After bacterial transformation, colony PCR is performed with the forward primer of the TesA gene and a reverse primer of the plasmid. 24 clones are tested. The PCR products are loaded on 0.8% agarose gel.
Clones 1, 3, 4, 5, 6, 7, 8, 9, 12, 13, 14, 15, 17, 18, 19, 21, 23 and 24 have the right profile, an insert-vector fragment of 1100 pb. Wells 2 and 11 show nothing so they probably did not integrate the ligation products.
Wells 10, 16, 20 and 22 seem to have incorporated the non specific band obtained after PCR on the synthetic gene.
Electrophoresis photography following loads on agarose gel 0.8% of colony PCR products.

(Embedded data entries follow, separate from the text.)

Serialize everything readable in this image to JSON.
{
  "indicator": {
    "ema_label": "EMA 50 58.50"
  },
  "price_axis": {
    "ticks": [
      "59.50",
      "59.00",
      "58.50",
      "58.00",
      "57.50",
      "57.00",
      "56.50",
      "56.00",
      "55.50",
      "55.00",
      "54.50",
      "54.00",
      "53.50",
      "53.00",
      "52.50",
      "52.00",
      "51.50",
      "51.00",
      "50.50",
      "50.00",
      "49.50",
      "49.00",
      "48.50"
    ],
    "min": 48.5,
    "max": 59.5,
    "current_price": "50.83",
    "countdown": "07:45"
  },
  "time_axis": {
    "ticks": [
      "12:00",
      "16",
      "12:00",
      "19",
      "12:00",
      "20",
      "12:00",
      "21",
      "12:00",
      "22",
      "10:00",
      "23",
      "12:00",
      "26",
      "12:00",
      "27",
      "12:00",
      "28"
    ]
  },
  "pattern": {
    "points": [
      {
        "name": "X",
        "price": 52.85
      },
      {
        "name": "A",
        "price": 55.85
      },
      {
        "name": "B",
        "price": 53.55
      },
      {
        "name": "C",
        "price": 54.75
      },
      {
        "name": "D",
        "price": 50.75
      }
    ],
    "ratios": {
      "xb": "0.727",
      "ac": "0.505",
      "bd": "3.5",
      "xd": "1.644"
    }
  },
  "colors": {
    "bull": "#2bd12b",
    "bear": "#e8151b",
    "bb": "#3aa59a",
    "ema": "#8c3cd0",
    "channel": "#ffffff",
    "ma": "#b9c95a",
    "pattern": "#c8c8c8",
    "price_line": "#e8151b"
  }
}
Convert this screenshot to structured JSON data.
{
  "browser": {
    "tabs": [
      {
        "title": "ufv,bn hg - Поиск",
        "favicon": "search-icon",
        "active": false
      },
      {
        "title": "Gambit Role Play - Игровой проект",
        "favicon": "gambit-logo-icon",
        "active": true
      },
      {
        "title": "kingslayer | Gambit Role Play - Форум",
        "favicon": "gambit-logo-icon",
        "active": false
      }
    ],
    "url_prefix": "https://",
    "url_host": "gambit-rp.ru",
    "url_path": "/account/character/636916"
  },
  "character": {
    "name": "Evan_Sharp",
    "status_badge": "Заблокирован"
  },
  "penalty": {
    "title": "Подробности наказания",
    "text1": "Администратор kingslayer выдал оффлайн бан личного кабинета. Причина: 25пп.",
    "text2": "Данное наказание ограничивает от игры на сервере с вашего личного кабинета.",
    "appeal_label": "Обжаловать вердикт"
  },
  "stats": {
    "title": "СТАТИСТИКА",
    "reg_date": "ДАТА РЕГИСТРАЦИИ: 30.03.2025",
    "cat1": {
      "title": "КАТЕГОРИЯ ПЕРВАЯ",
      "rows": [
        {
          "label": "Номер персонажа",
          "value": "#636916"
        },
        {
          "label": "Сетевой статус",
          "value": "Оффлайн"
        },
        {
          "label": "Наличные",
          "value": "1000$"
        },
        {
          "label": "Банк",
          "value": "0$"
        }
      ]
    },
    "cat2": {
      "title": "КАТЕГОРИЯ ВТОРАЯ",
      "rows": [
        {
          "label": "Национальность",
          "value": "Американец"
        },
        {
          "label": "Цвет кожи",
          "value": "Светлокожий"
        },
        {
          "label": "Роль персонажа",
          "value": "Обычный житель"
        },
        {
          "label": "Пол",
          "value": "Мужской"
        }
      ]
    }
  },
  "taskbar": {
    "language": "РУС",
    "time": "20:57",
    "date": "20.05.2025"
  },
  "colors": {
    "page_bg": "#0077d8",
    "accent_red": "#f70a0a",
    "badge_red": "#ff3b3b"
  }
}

The migration was performed at 100 volts for 30 minutes in TAE 1X. The marker used during the migration is the NEB 1 kb Plus Ladder. Lane 1 to 10 corresponds to colony PCR performed on TesA/pSB1A3 ligation, lane 11 to 24 corresponds to colony PCR performed on TesA/pSB1A3.
Clones with the right profile are returned to liquid culture and minipreparations are performed. In order to avoid any risk of point mutation, sequencing is performed with the plasmid primer.
After sequencing, induction is performed on the thermocompetent bacteria JM109. The objective is to verify if the cloned gene leads to the production of a protein. The expected size of the TesA protein is about 20 kDa. An expression of the TesA protein is observed at this size when the pBAD promoter is induced with arabinose. The gene has therefore been correctly cloned into the strain and the protein is produced.
SDS Page 12% photography following the induction of JM109 with arabinose after 4 hours of culture.
Coloring with coomassie blue. The lane 1 to the marker. The lane 2 to 5 correspond to induce (I) or non induce (NI) cultures transformed with TesA/pSB1A3.
The last step consists in evaluating the enzymatic activity of the TesA protein in vitro.